I repaired the pilot orifice but what else did I find wrong here?

Laundry company for multiple hotels and motels.

100 gallon commercial water heater

199,000 BTU


----------



## PlungerJockey (Feb 19, 2010)

That's a funny looking thermal coupling.


----------



## HSI (Jun 3, 2011)

Is the tube next to the ignighter melted?


----------



## MTDUNN (Oct 9, 2011)

Forgot to mention its only 7 years old. 

First thing I noticed was all that rust


----------



## PlungerJockey (Feb 19, 2010)

7 years is ancient for a commercial W/H around here.


----------



## MTDUNN (Oct 9, 2011)

PlungerJockey said:


> 7 years is ancient for a commercial W/H around here.


I tried to sell a new one due to the fact that this one is grossly undersized. See all that rust on the burners and igniter assembly! That's from condensation. It barely had a spark. Orifice was clogged. It will happen again soon.


----------



## MTDUNN (Oct 9, 2011)

HSI said:


> Is the tube next to the ignighter melted?


The pilot? No just badly rusted


----------



## Plumberman (Jul 7, 2008)

MTDUNN said:


> I tried to sell a new one due to the fact that this one is grossly undersized. See all that rust on the burners and igniter assembly! That's from condensation. It barely had a spark. Orifice was clogged.
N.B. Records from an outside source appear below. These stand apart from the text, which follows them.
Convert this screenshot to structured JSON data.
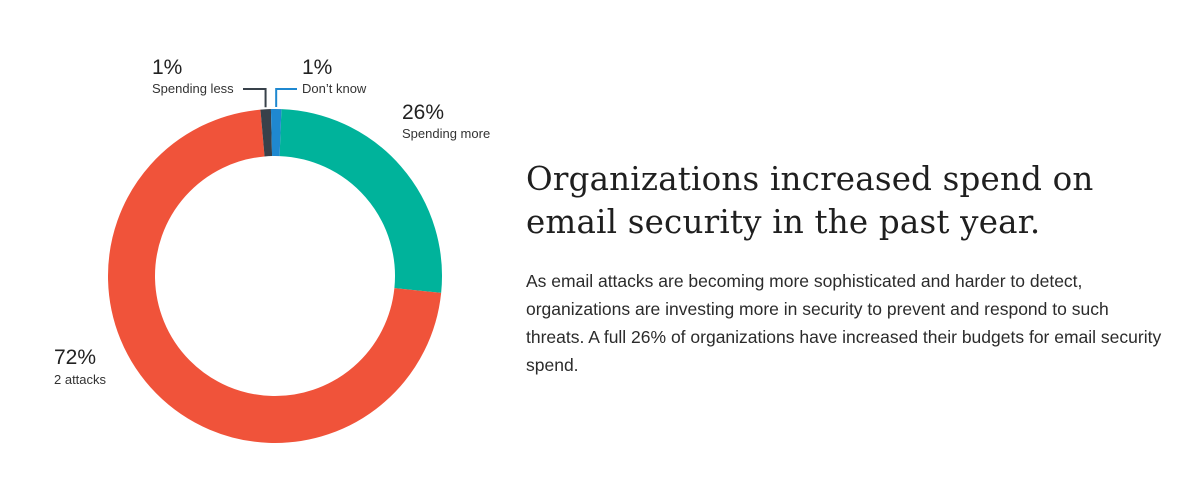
{
  "chart_data": {
    "type": "pie",
    "variant": "donut",
    "slices": [
      {
        "pct_label": "26%",
        "caption": "Spending more",
        "value": 26,
        "color": "#00b39b"
      },
      {
        "pct_label": "72%",
        "caption": "2 attacks",
        "value": 72,
        "color": "#f0533a"
      },
      {
        "pct_label": "1%",
        "caption": "Spending less",
        "value": 1,
        "color": "#38414a"
      },
      {
        "pct_label": "1%",
        "caption": "Don’t know",
        "value": 1,
        "color": "#1f88d0"
      }
    ]
  },
  "text": {
    "headline_line1": "Organizations increased spend on",
    "headline_line2": "email security in the past year.",
    "body": "As email attacks are becoming more sophisticated and harder to detect, organizations are investing more in security to prevent and respond to such threats. A full 26% of organizations have increased their budgets for email security spend."
  }
}
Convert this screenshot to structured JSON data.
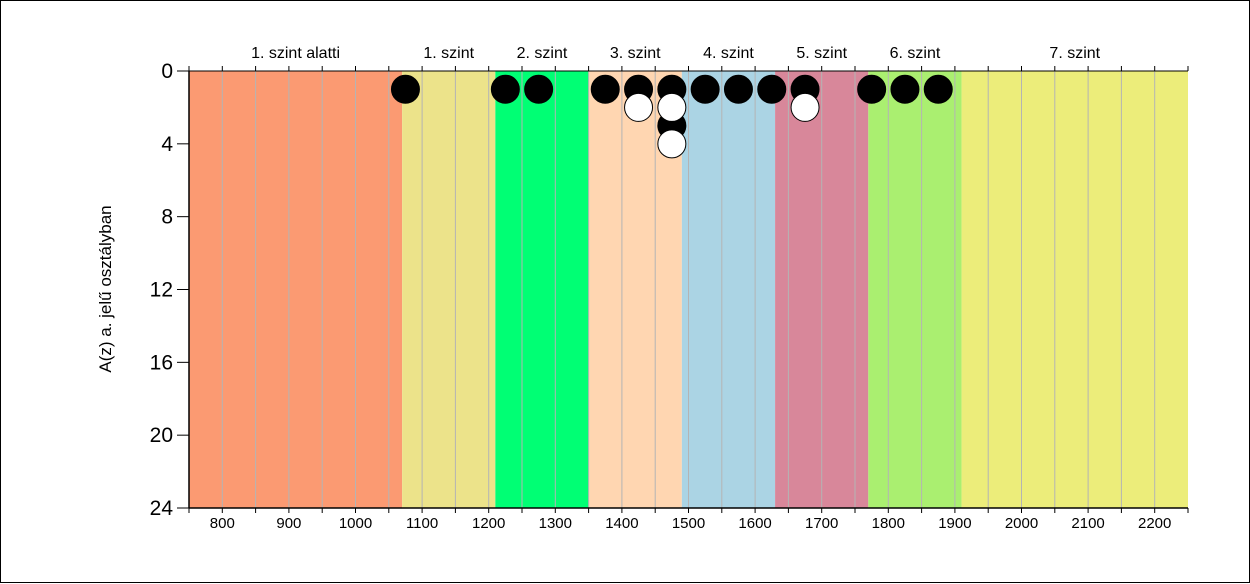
{
  "chart_data": {
    "type": "scatter",
    "title": "",
    "xlabel": "",
    "ylabel": "A(z) a. jelű osztályban",
    "xlim": [
      750,
      2250
    ],
    "ylim": [
      24,
      0
    ],
    "x_ticks": [
      800,
      900,
      1000,
      1100,
      1200,
      1300,
      1400,
      1500,
      1600,
      1700,
      1800,
      1900,
      2000,
      2100,
      2200
    ],
    "y_ticks": [
      0,
      4,
      8,
      12,
      16,
      20,
      24
    ],
    "grid": "vertical every 50",
    "bands": [
      {
        "label": "1. szint alatti",
        "from": 750,
        "to": 1070,
        "color": "#fb9a72"
      },
      {
        "label": "1. szint",
        "from": 1070,
        "to": 1210,
        "color": "#ece38a"
      },
      {
        "label": "2. szint",
        "from": 1210,
        "to": 1350,
        "color": "#00ff74"
      },
      {
        "label": "3. szint",
        "from": 1350,
        "to": 1490,
        "color": "#ffd6b1"
      },
      {
        "label": "4. szint",
        "from": 1490,
        "to": 1630,
        "color": "#abd4e4"
      },
      {
        "label": "5. szint",
        "from": 1630,
        "to": 1770,
        "color": "#d8879a"
      },
      {
        "label": "6. szint",
        "from": 1770,
        "to": 1910,
        "color": "#aaef70"
      },
      {
        "label": "7. szint",
        "from": 1910,
        "to": 2250,
        "color": "#eced7a"
      }
    ],
    "series": [
      {
        "color": "#000000",
        "points": [
          [
            1075,
            1
          ],
          [
            1225,
            1
          ],
          [
            1275,
            1
          ],
          [
            1375,
            1
          ],
          [
            1425,
            1
          ],
          [
            1475,
            1
          ],
          [
            1475,
            3
          ],
          [
            1525,
            1
          ],
          [
            1575,
            1
          ],
          [
            1625,
            1
          ],
          [
            1675,
            1
          ],
          [
            1775,
            1
          ],
          [
            1825,
            1
          ],
          [
            1875,
            1
          ]
        ]
      },
      {
        "color": "#ffffff",
        "points": [
          [
            1425,
            2
          ],
          [
            1475,
            2
          ],
          [
            1475,
            4
          ],
          [
            1675,
            2
          ]
        ]
      }
    ]
  }
}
It will happen again soon.


I've seen many like that, if its that undersized then it's running constantly hence all the condensation...

Down here it's either from over draw or mechanical rooms with fresh air louvres drawing 100% humidity combustion air.


----------



## johnh (Jul 6, 2013)

Has the CO and O2 been checked with a combustion analyzer?


----------



## CaberTosser (Mar 7, 2013)

A commercial laundry serving that much clientele you bet that bugger is undersized. Should probably have triple the BTU's and double the storage, or perhaps a boiler/exchanger/tank combo.


----------



## MTDUNN (Oct 9, 2011)

johnh said:


> Has the CO and O2 been checked with a combustion analyzer?


No but I did check draft


----------